A Real Scientist Agrees with ME (on the Designer Baby Dispute)!
The blogging scientist Minerva agrees with ME against the transhumanist on the future pressure to design or enhance your offspring or else. She’s surprised that it’s possible to agree with someone who was on Bush’s Bioethics Council, but that may be because nobody told her there were lots of prolific and highly respected scientists on that Council.
Minerva–so that I don’t feel the love too much–begins by agreeing with my critic that the enhanced folks of the future won’t necessarily be athests. But as I said before, I’m sorry if anyone misunderstood me on that point. Let me make it clear that, because I believe that studies show that very, very smart people can be religious, I believe religion has a bright future. It also has a future, of course, because it’s far from clear that the genetically upgraded will necessarily be happier than we are. I’ll have more to say on this soon.

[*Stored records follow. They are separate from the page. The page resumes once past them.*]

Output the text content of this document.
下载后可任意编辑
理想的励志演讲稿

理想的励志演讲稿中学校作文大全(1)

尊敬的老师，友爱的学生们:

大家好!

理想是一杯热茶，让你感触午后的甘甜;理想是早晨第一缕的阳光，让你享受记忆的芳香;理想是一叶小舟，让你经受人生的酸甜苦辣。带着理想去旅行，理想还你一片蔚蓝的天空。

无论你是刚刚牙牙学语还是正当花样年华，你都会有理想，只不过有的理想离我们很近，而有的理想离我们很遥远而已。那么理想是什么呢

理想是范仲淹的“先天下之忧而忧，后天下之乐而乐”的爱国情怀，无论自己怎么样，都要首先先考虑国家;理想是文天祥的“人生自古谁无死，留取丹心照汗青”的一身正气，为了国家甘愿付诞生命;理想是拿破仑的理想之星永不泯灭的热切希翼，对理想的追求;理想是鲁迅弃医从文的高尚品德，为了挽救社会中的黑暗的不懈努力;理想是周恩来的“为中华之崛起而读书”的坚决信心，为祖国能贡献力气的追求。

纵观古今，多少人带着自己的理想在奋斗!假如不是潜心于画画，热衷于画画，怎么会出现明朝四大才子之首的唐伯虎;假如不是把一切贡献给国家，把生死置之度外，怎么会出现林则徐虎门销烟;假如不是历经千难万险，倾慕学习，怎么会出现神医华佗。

But for now, let me give you a taste of the wisdom of Minerva:
He argues that there will be no mandate for enhancement by the state, so we won’t have “godless achievement machines,” but he fails to see the point that state pressure is not the only pressure that will be experienced by people in an age of genetic enhancement. Social pressure, Brad, tell me you’ve heard of it? It is dangerous to assume that governmental or economic pressures are the only ones that act upon parents in relation to decisions about their children. Cultural norms and beliefs about “what makes a good life” will make much more of an impact on the perceived necessity of “enhancement” than any governmental mandate could.
Also, he argues that “enhancement” will lead to a “flush of inventive, moral, empathetic, charming, attractive and beneficent people.” I’m sorry Kyle, but you also assume that those individuals who choose to have their children enhanced will value traits such as empathy and beneficence. Maybe they will, but that’s a big assumption, because arguments supporting “enhancements” have pretty much focused on physical capability and not moral character. Also, the opportunity to alter a relatively “simple” trait such as height will be available long before we figure out the soup of probable genetic determinants of “empathy”, so physical trait enhancement will surely precede character trait enhancement.
And lastly, what about nurture, Kyle? If you want more charming, empathetic, innovative, beneficent kids, it sounds to me like you might try to raise them to engage with other people regularly (instead of the PSP) and teach them to view themselves in the shoes of others before they make judgments. I’m just saying.
One problem Minerva points to, of course, is that empathy and beneficience might be, in themselves, “risk factors.” They can turn people into suckers and even cause them to put their personal survival on the line for the good of others. Our designer personal goal, first of all, seems to be something like indefinite longevity, which is not the literal immortality some transhumanists misleadingly promise. And so my personal qualities–physical, cognitive, and emotional–should be reconfigured, most of all, with keeping ME around as long as possible in mind. Accidental death will remain possible, and we won’t be able to stop working to fend off the nature out to kill each of us. So people might well be–and seemingly have to be–more self-obsessed than ever. Nothing seems more horrible than dying when death itself has become avoidable through perfect pesonal prudence.
My own view is that we might readily figure out how to make people smarter and stronger and in many ways less physically vulnerable (by, for example, using nanotechnology to wipe out disease). But it’s far from clear that we will know how or even intend to make them more virtuous–or BETTER PEOPLE in the crucial sense. Yet it will remain the case that folks will have TO BE GOOD in order to reliably FEEL GOOD.
I also like Minerva’s shot against Kyle about putting himself in the shoes of other before being so intolerantly judgmental. Many religious people, after, do a great job raising their kids with the old-fashioned virtues like courage, charity, generosity, humility, moderation, frugality, and even chastity in mind. Meanwhile, sophisticated Americans really do have a hard time aiming higher than middle-class productivity and autonomy. Autonomy–or being one’s own person, having one’s own point of view–suffers as a result
The point about social pressure is too obvious to emphasize: It’ll be impossible to have the only unenhanced kids on the block or in school etc. I will also say more about that issue later.
Minerva concludes by saying that she’s still all about the promise of science. Well, I am too. But, as usual, our future is likely to be full of both promise and peril.